Standard Deviation\(SD(X)\) or \(\sigma_X\) is simply the square root of the variance. It's often preferred for interpretation because it's in the same units as the random variable \(X\).
Notation: Variance \(Var(X)\), \(\sigma^2\), or \(\sigma_X^2\). Standard Deviation \(SD(X)\), \(\sigma\), or \(\sigma_X\).
1. Definition based on Expected Squared Deviation¶
The variance is defined as the expected value of the squared difference between the random variable \(X\) and its mean \(\mu = E[X]\):
$$ Var(X) = E[(X - \mu)^2] $$
A more convenient formula for calculating variance is derived from the definition using linearity of expectation:
$$ Var(X) = E[X^2] - (E[X])^2 $$
$$ Var(X) = E[X^2] - \mu^2 $$
This requires calculating two expected values: \(E[X]\) (the mean) and \(E[X^2]\) (the expected value of X squared, calculated using LOTUS as \(\sum x^2 p(x)\) or \(\int x^2 f(x) dx\)).
The standard deviation is the positive square root of the variance:
$$ SD(X) = \sigma = \sqrt{Var(X)} = \sqrt{E[(X - \mu)^2]} $$
Interpretation:\(\sigma\) measures the typical or average distance of the values of \(X\) from their mean \(\mu\). A smaller \(\sigma\) means data points are typically close to the mean; a larger \(\sigma\) means they are typically far from the mean.

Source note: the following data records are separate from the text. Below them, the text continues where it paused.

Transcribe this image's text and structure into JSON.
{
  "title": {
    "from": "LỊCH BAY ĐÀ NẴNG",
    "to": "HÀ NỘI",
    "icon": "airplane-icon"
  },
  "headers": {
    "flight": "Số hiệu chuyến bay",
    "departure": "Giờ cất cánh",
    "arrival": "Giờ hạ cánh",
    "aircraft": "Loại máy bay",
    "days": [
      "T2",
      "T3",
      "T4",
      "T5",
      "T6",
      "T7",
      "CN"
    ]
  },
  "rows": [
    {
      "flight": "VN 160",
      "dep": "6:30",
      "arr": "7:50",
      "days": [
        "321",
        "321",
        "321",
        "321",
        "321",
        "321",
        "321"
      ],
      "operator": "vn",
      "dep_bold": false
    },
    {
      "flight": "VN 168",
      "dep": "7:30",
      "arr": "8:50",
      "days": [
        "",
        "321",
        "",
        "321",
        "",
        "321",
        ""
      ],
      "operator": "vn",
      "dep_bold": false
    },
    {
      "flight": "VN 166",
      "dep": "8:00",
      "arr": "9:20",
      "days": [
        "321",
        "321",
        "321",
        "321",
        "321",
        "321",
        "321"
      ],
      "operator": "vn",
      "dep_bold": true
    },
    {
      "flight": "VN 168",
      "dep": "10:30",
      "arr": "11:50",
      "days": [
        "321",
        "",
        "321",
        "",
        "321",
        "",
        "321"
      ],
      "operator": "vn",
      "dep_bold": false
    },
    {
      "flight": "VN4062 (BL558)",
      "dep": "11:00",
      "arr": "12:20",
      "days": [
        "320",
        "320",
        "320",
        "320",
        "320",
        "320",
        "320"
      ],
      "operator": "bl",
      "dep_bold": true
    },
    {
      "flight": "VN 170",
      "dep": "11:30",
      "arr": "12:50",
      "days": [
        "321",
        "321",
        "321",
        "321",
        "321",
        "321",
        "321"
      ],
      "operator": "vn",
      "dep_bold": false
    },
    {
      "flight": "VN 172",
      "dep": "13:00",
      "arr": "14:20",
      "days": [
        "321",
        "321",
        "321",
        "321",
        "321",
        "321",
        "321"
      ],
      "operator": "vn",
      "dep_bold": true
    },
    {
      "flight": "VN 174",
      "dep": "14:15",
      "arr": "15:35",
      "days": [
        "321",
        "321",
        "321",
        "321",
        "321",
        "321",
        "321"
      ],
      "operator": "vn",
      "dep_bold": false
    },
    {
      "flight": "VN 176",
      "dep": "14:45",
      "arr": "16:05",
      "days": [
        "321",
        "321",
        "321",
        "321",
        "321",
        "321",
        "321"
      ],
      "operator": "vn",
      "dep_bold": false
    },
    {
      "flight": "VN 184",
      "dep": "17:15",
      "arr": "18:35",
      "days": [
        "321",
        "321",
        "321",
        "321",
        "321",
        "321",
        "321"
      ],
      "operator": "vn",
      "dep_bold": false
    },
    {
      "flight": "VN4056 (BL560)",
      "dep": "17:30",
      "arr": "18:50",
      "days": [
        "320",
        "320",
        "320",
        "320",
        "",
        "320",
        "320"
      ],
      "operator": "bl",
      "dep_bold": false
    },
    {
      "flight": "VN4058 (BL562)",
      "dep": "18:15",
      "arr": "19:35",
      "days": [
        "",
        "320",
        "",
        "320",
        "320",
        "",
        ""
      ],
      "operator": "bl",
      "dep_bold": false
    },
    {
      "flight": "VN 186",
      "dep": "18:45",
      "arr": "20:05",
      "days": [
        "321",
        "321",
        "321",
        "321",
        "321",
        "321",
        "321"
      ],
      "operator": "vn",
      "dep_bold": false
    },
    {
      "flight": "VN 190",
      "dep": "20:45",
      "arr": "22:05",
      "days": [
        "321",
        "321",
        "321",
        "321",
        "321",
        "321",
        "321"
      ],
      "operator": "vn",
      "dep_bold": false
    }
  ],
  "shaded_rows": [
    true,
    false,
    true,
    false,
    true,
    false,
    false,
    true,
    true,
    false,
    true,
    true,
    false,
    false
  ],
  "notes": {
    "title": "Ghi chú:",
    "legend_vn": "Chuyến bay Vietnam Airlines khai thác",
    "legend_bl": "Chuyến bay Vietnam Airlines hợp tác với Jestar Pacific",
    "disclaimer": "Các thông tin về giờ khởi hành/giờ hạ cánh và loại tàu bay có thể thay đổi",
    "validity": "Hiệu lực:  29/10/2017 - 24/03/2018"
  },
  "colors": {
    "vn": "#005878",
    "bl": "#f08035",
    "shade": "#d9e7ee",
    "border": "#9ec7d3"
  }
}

Non-negativity:\(Var(X) \ge 0\). Variance is zero if and only if \(X\) is a constant (no spread).
Constants:\(Var(b) = 0\) for any constant \(b\).
Linear Transformation: For constants \(a\) and \(b\):
$$ Var(aX + b) = a^2 Var(X) $$
Note: Adding a constant \(b\) shifts the distribution but doesn't change its spread, so \(b\) disappears. Multiplying by \(a\) scales the deviations, and squaring \(a\) reflects the squaring in the variance definition.
For any random variables \(X\) and \(Y\):
$$ Var(X + Y) = Var(X) + Var(Y) + 2 Cov(X, Y) $$
where \(Cov(X, Y)\) is the Covariance between X and Y.
If X and Y are Independent: Then \(Cov(X, Y) = 0\), and the formula simplifies significantly:
$$ Var(X + Y) = Var(X) + Var(Y) \quad (\text{if X, Y independent}) $$
$$ Var(X - Y) = Var(X) + Var(Y) \quad (\text{if X, Y independent}) $$
Note: Variance ADDS even when subtracting independent variables because subtraction can still increase the range of outcomes.
Risk Assessment: In finance and business, variance and standard deviation are key measures of risk or volatility (e.g., of investment returns).
Data Analysis & Feature Scaling: Standard deviation is used in standardization (calculating Z-scores: \(Z = (X - \mu) / \sigma\)) which is essential for many machine learning algorithms. Understanding variance helps interpret feature importance and variability.
Confidence Intervals & Hypothesis Testing: Standard deviation (often estimated from samples as the standard error) is crucial for constructing confidence intervals and performing hypothesis tests about population means.
Normal Distribution & Empirical Rule: Standard deviation defines the intervals (\(\mu \pm k\sigma\)) containing specific percentages of data (68%, 95%, 99.7%).
Process Control: Used to monitor the stability and consistency of processes (e.g., manufacturing).